I try to look reassuring. I nod; yes, you were looking out for her.
‘Just before she got to the woods, I saw her trip and fall so I called out. She turned, and I ran to catch up, asked her if she was OK. That was what Sophie saw. She’d been watching Maria too, following her, to see if she was coming up on the E.’
‘Sophie saw her that night? She never said.’ I think of Sophie when I went to see her at her flat, laughing about the friend request. What, the girl who drowned? Her studied unconcern must have masked a fear and guilt that matched mine.
‘I didn’t know either, not until she called me after you’d been to see her at her flat.’
‘Why didn’t she tell the police, at the time?’
‘She was like you, wasn’t she?’ says Sam. ‘So scared of what you had done, of what would happen if anyone found out. She just thought it was better to say nothing at all. That was all Sophie had seen, after all. Me and Maria, walking down to the woods. When we spoke on the phone before the reunion, I thought I’d persuaded her that it was nothing, that she should forget it. But then at the reunion, she kept going on and on about it. She was frightened, rattled by the Facebook messages; she wouldn’t leave it alone. I think she really thought there was a chance Maria was still alive, and that I knew something about it.

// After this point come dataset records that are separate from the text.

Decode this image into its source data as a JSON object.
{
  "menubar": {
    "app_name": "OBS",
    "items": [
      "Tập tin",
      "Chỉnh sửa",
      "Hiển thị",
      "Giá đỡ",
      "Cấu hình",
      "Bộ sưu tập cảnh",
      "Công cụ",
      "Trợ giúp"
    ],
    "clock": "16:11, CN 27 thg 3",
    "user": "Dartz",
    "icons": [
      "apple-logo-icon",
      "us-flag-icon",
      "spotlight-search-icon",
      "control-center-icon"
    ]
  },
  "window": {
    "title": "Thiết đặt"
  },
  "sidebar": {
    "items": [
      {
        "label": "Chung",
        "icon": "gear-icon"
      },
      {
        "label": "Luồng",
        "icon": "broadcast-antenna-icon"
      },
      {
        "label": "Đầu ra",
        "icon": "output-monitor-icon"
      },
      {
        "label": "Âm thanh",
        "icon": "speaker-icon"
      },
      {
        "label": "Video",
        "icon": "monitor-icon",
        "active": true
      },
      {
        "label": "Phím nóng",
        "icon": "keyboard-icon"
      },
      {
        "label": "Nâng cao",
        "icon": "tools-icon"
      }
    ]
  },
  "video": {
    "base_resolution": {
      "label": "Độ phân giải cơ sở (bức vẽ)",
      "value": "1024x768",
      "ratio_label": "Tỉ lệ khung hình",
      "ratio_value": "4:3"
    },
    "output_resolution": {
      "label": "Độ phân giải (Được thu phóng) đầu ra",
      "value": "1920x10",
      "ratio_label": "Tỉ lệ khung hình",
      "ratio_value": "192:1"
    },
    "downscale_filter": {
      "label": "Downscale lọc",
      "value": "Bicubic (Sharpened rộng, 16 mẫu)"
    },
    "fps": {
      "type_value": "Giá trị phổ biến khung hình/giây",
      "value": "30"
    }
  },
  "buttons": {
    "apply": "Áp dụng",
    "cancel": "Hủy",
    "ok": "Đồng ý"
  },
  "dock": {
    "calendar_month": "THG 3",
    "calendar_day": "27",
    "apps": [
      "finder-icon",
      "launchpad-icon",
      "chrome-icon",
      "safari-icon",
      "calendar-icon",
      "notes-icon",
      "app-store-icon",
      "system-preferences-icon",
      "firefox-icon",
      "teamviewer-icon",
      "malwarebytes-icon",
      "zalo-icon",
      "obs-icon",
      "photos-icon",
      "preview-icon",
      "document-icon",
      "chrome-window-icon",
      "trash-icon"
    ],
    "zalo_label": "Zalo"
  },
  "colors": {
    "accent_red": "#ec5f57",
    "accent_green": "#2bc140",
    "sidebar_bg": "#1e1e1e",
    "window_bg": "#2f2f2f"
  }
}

She was drunk, and her voice was getting louder and louder. People were starting to look round, to wonder what we were talking about. She was going to cause a scene. I had to get her out of there.’
‘Where…’ The words stick in my throat. I breathe deeply and try again. ‘Where did you go?’
‘I told her I’d remembered something from the leavers’ party, something that might help her, suggested we go for a walk outside to talk about it properly. She was desperate for answers, couldn’t agree fast enough. I said…’ His voice falters. ‘Louise, you have to understand, I only did what I did because I needed to protect my family. I didn’t want my children to have a father who was in prison. I didn’t want this one bad decision I made when I was sixteen to ruin their lives. I couldn’t let that happen.’
I nod vigorously, desperate to appear supportive.
‘I said we should walk down to the woods where we couldn’t be overheard,’ he goes on, his voice quieter now. ‘It was really quite cold by then, so we got our coats, and I put my hands in my pockets, and I could feel that there were gloves in there, so I put them on, just to keep my hands warm, you know?’